Open spaderdabomb opened 3 months ago
Hi @spaderdabomb, thanks for your interest in the library
I've never needed inheritance with these classes, and unless I have a good grasp on a problem I cannot create a solution. That's why I would be interested in seeing your workflow to better understand the use case.
I would also appreciate any ideas/proposals on how this new feature could work from the UX side (i.e., what does the user need to do to change a field from private to protected).
Thanks!
I'm sure you have deeper understanding of ui toolkit than me, so maybe you could instead advise a solution that wouldn't need protected member fields (or if you agree with my workflow, we can devise how to implement protected members)

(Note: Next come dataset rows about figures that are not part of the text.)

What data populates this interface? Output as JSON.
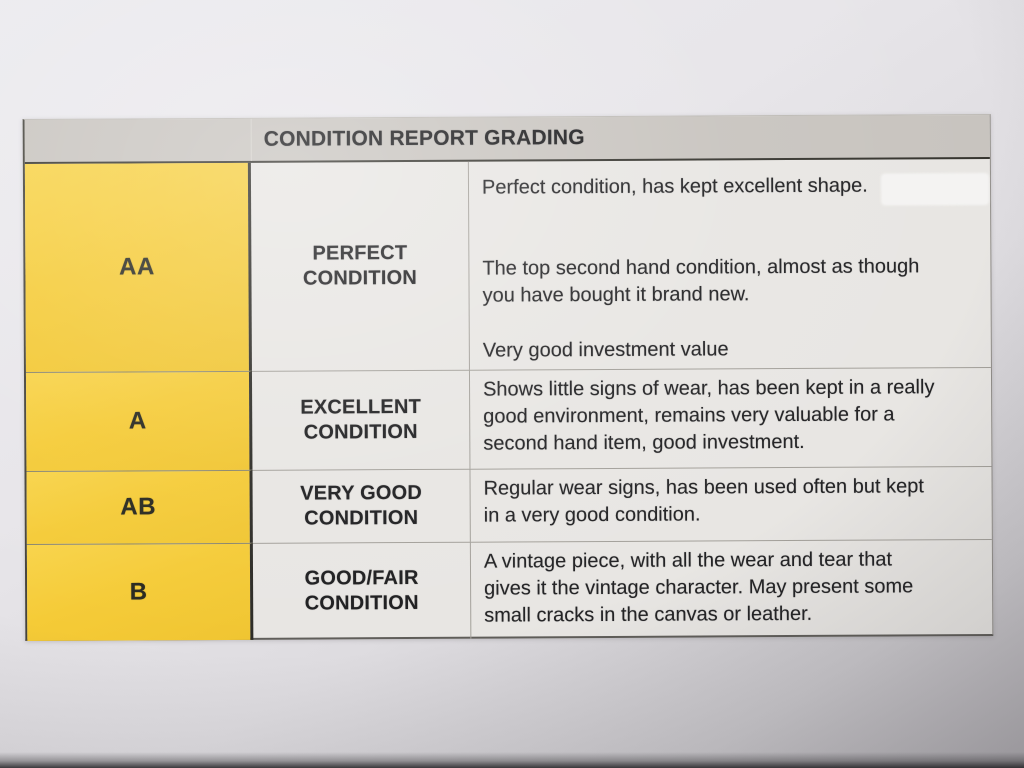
{
  "table": {
    "title": "CONDITION REPORT GRADING",
    "rows": [
      {
        "grade": "AA",
        "label": "PERFECT\nCONDITION",
        "paragraphs": [
          "Perfect condition, has kept excellent shape.",
          "The top second hand condition, almost as though\nyou have bought it brand new.",
          "Very good investment value"
        ]
      },
      {
        "grade": "A",
        "label": "EXCELLENT\nCONDITION",
        "paragraphs": [
          "Shows little signs of wear, has been kept in a really\ngood environment, remains very valuable for a\nsecond hand item, good investment."
        ]
      },
      {
        "grade": "AB",
        "label": "VERY GOOD\nCONDITION",
        "paragraphs": [
          "Regular wear signs, has been used often but kept\nin a very good condition."
        ]
      },
      {
        "grade": "B",
        "label": "GOOD/FAIR\nCONDITION",
        "paragraphs": [
          "A vintage piece, with all the wear and tear that\ngives it the vintage character. May present some\nsmall cracks in the canvas or leather."
        ]
      }
    ],
    "colors": {
      "grade_cell_bg": "#F5CB37",
      "header_bg": "#C8C4BF",
      "cell_bg": "#E8E6E3",
      "text": "#232325"
    }
  }
}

I am designing an inventory system with a BaseSlot.uxml
, containing a VisualElement and a Label. I then use UI Toolkit Plus to auto generate the fields and a class BaseSlot.cs
. In BaseSlot.cs
there are base methods for managing inventory slots.

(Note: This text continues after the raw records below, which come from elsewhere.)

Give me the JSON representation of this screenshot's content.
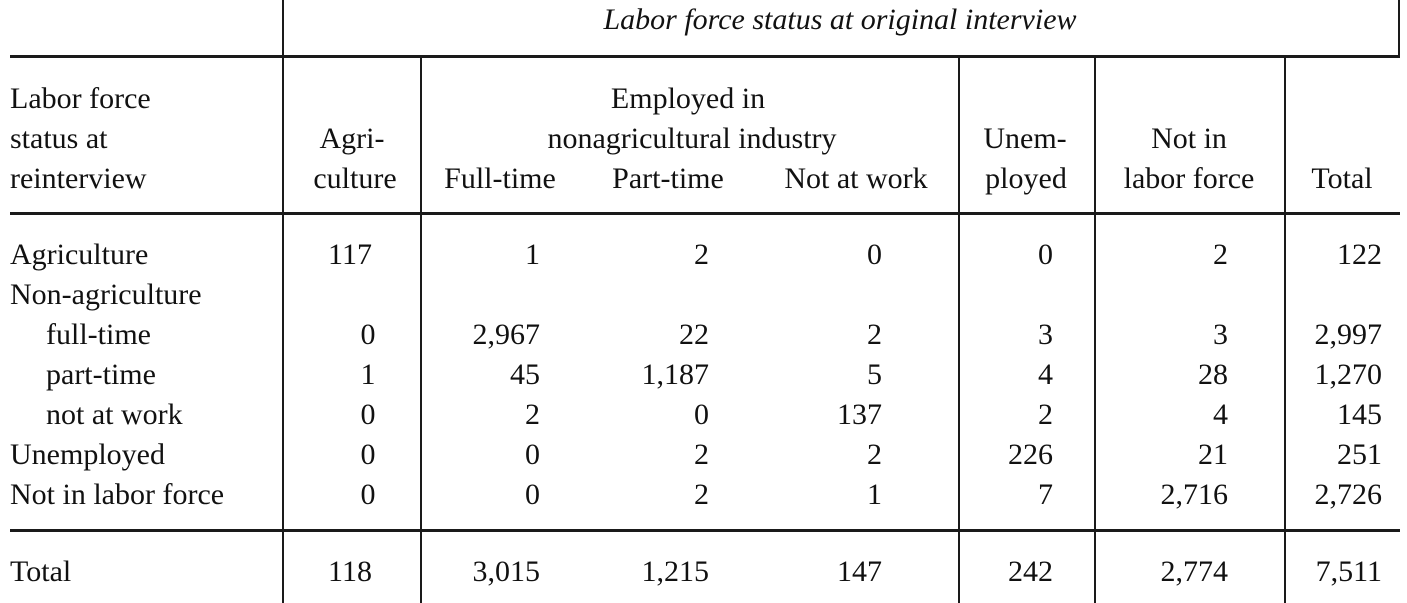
{
  "table": {
    "spanner_title": "Labor force status at original interview",
    "stub_header": [
      "Labor force",
      "status at",
      "reinterview"
    ],
    "group_header": [
      "Employed in",
      "nonagricultural industry"
    ],
    "col_headers": {
      "agri": [
        "Agri-",
        "culture"
      ],
      "full_time": "Full-time",
      "part_time": "Part-time",
      "not_at_work": "Not at work",
      "unemployed": [
        "Unem-",
        "ployed"
      ],
      "not_in_lf": [
        "Not in",
        "labor force"
      ],
      "total": "Total"
    },
    "group_row_label": "Non-agriculture",
    "rows": [
      {
        "label": "Agriculture",
        "indent": false,
        "values": [
          "117",
          "1",
          "2",
          "0",
          "0",
          "2",
          "122"
        ]
      },
      {
        "label": "full-time",
        "indent": true,
        "values": [
          "0",
          "2,967",
          "22",
          "2",
          "3",
          "3",
          "2,997"
        ]
      },
      {
        "label": "part-time",
        "indent": true,
        "values": [
          "1",
          "45",
          "1,187",
          "5",
          "4",
          "28",
          "1,270"
        ]
      },
      {
        "label": "not at work",
        "indent": true,
        "values": [
          "0",
          "2",
          "0",
          "137",
          "2",
          "4",
          "145"
        ]
      },
      {
        "label": "Unemployed",
        "indent": false,
        "values": [
          "0",
          "0",
          "2",
          "2",
          "226",
          "21",
          "251"
        ]
      },
      {
        "label": "Not in labor force",
        "indent": false,
        "values": [
          "0",
          "0",
          "2",
          "1",
          "7",
          "2,716",
          "2,726"
        ]
      }
    ],
    "total_row": {
      "label": "Total",
      "values": [
        "118",
        "3,015",
        "1,215",
        "147",
        "242",
        "2,774",
        "7,511"
      ]
    }
  }
}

I would like to then create a GearSlot.uxml
with an additional VisualElement (backing icon), however, it would be nice to use the BaseSlot.uxml
as a TemplateContainer in the GearSlot.uxml
so that any changes to BaseSlot
carry over to GearSlot
. This works fine in UI Builder. Now I auto generate my C# and .gen files for both GearSlot
and BaseSlot
Next, I make GearSlot
a derived class of BaseSlot
, allowing me to call BaseSlot
methods on GearSlot
instances. Great! Then comes the issue. Perhaps I want to override a method from BaseSlot
and implement custom logic on GearSlot
that changes the BaseSlot
label's color. Since the field is private
instead of protected
, I do not have access to them in GearSlot
.
I have made a workaround but it feels messy. I manually implement a protected property on BaseSlot
such that I can have access to it, but this feels pretty awkward and messy.

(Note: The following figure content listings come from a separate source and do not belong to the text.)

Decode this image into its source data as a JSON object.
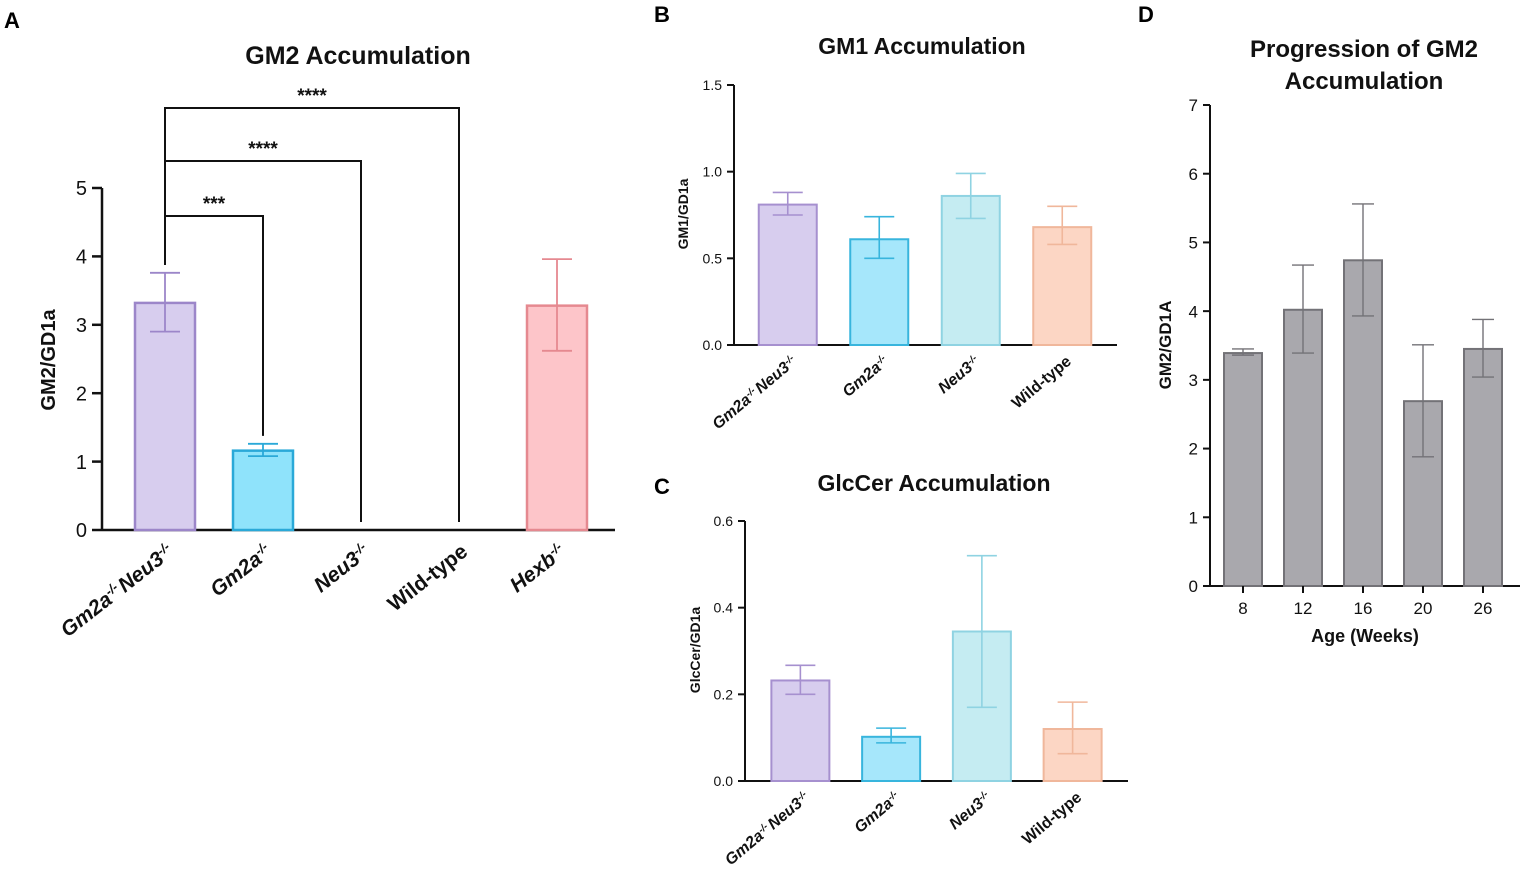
{
  "panels": {
    "A": "A",
    "B": "B",
    "C": "C",
    "D": "D"
  },
  "chart_data": [
    {
      "id": "A",
      "type": "bar",
      "title": "GM2 Accumulation",
      "ylabel": "GM2/GD1a",
      "xlabel": "",
      "ylim": [
        0,
        5
      ],
      "yticks": [
        "0",
        "1",
        "2",
        "3",
        "4",
        "5"
      ],
      "categories": [
        {
          "label": "Gm2a",
          "sup": "-/-",
          "label2": "Neu3",
          "sup2": "-/-",
          "italic": true
        },
        {
          "label": "Gm2a",
          "sup": "-/-",
          "italic": true
        },
        {
          "label": "Neu3",
          "sup": "-/-",
          "italic": true
        },
        {
          "label": "Wild-type",
          "italic": false
        },
        {
          "label": "Hexb",
          "sup": "-/-",
          "italic": true
        }
      ],
      "values": [
        3.32,
        1.16,
        0,
        0,
        3.28
      ],
      "error_low": [
        2.9,
        1.08,
        0,
        0,
        2.62
      ],
      "error_high": [
        3.76,
        1.26,
        0,
        0,
        3.96
      ],
      "colors": {
        "fill": [
          "#d7cdee",
          "#8fe3fb",
          "#ffffff",
          "#ffffff",
          "#fdc5c9"
        ],
        "stroke": [
          "#9c86c9",
          "#2aa9d8",
          "#ffffff",
          "#ffffff",
          "#e58990"
        ]
      },
      "significance": [
        {
          "text": "***",
          "from": 0,
          "to": 1
        },
        {
          "text": "****",
          "from": 0,
          "to": 2
        },
        {
          "text": "****",
          "from": 0,
          "to": 3
        }
      ]
    },
    {
      "id": "B",
      "type": "bar",
      "title": "GM1 Accumulation",
      "ylabel": "GM1/GD1a",
      "xlabel": "",
      "ylim": [
        0,
        1.5
      ],
      "yticks": [
        "0.0",
        "0.5",
        "1.0",
        "1.5"
      ],
      "categories": [
        {
          "label": "Gm2a",
          "sup": "-/-",
          "label2": "Neu3",
          "sup2": "-/-",
          "italic": true
        },
        {
          "label": "Gm2a",
          "sup": "-/-",
          "italic": true
        },
        {
          "label": "Neu3",
          "sup": "-/-",
          "italic": true
        },
        {
          "label": "Wild-type",
          "italic": false
        }
      ],
      "values": [
        0.81,
        0.61,
        0.86,
        0.68
      ],
      "error_low": [
        0.75,
        0.5,
        0.73,
        0.58
      ],
      "error_high": [
        0.88,
        0.74,
        0.99,
        0.8
      ],
      "colors": {
        "fill": [
          "#d7cdee",
          "#a6e7fb",
          "#c5ecf2",
          "#fcd6c4"
        ],
        "stroke": [
          "#a690cf",
          "#38b5dd",
          "#8fd3e2",
          "#f0b79b"
        ]
      }
    },
    {
      "id": "C",
      "type": "bar",
      "title": "GlcCer Accumulation",
      "ylabel": "GlcCer/GD1a",
      "xlabel": "",
      "ylim": [
        0,
        0.6
      ],
      "yticks": [
        "0.0",
        "0.2",
        "0.4",
        "0.6"
      ],
      "categories": [
        {
          "label": "Gm2a",
          "sup": "-/-",
          "label2": "Neu3",
          "sup2": "-/-",
          "italic": true
        },
        {
          "label": "Gm2a",
          "sup": "-/-",
          "italic": true
        },
        {
          "label": "Neu3",
          "sup": "-/-",
          "italic": true
        },
        {
          "label": "Wild-type",
          "italic": false
        }
      ],
      "values": [
        0.232,
        0.102,
        0.345,
        0.12
      ],
      "error_low": [
        0.2,
        0.088,
        0.17,
        0.063
      ],
      "error_high": [
        0.267,
        0.122,
        0.52,
        0.182
      ],
      "colors": {
        "fill": [
          "#d7cdee",
          "#a6e7fb",
          "#c5ecf2",
          "#fcd6c4"
        ],
        "stroke": [
          "#a690cf",
          "#38b5dd",
          "#8fd3e2",
          "#f0b79b"
        ]
      }
    },
    {
      "id": "D",
      "type": "bar",
      "title": "Progression of GM2 Accumulation",
      "title_lines": [
        "Progression of GM2",
        "Accumulation"
      ],
      "ylabel": "GM2/GD1A",
      "xlabel": "Age (Weeks)",
      "ylim": [
        0,
        7
      ],
      "yticks": [
        "0",
        "1",
        "2",
        "3",
        "4",
        "5",
        "6",
        "7"
      ],
      "categories": [
        {
          "label": "8",
          "italic": false
        },
        {
          "label": "12",
          "italic": false
        },
        {
          "label": "16",
          "italic": false
        },
        {
          "label": "20",
          "italic": false
        },
        {
          "label": "26",
          "italic": false
        }
      ],
      "values": [
        3.39,
        4.02,
        4.74,
        2.69,
        3.45
      ],
      "error_low": [
        3.36,
        3.39,
        3.93,
        1.88,
        3.04
      ],
      "error_high": [
        3.45,
        4.67,
        5.56,
        3.51,
        3.88
      ],
      "colors": {
        "fill": [
          "#a9a8ad",
          "#a9a8ad",
          "#a9a8ad",
          "#a9a8ad",
          "#a9a8ad"
        ],
        "stroke": [
          "#737277",
          "#737277",
          "#737277",
          "#737277",
          "#737277"
        ]
      }
    }
  ]
}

protected VisualElement BaseLabel
{
get { return baseLabel; }
}
If it helps, here is a boiled down version of the two classes I'm working with to make things more clear. Look forward to hearing your thoughts!
BaseSlot.cs
public partial class BaseSlot
{
public BaseSlot(VisualElement root)
{
AssignQueryResults(root);
}
public virtual void SetSlotLabel(string slotLabel)
{
baseLabel.text = slotLabel;
}
}
GearSlot.cs
public partial class GearSlot : BaseSlot
{
public GearSlot(VisualElement root): base(root)
{
AssignQueryResults(root);
}
public override void SetSlotLabel(string slotLabel)
{
base.SetSlotLabel(slotLabel);
baseSlotLabel.style.color = Color.white; // this error out, but can be fixed with the property solution mentioned above
}
}
Would it be possible to add in an option to generate protected visual elements instead of always private? Feels like inheritance could be implemented more cleanly if this was allowed.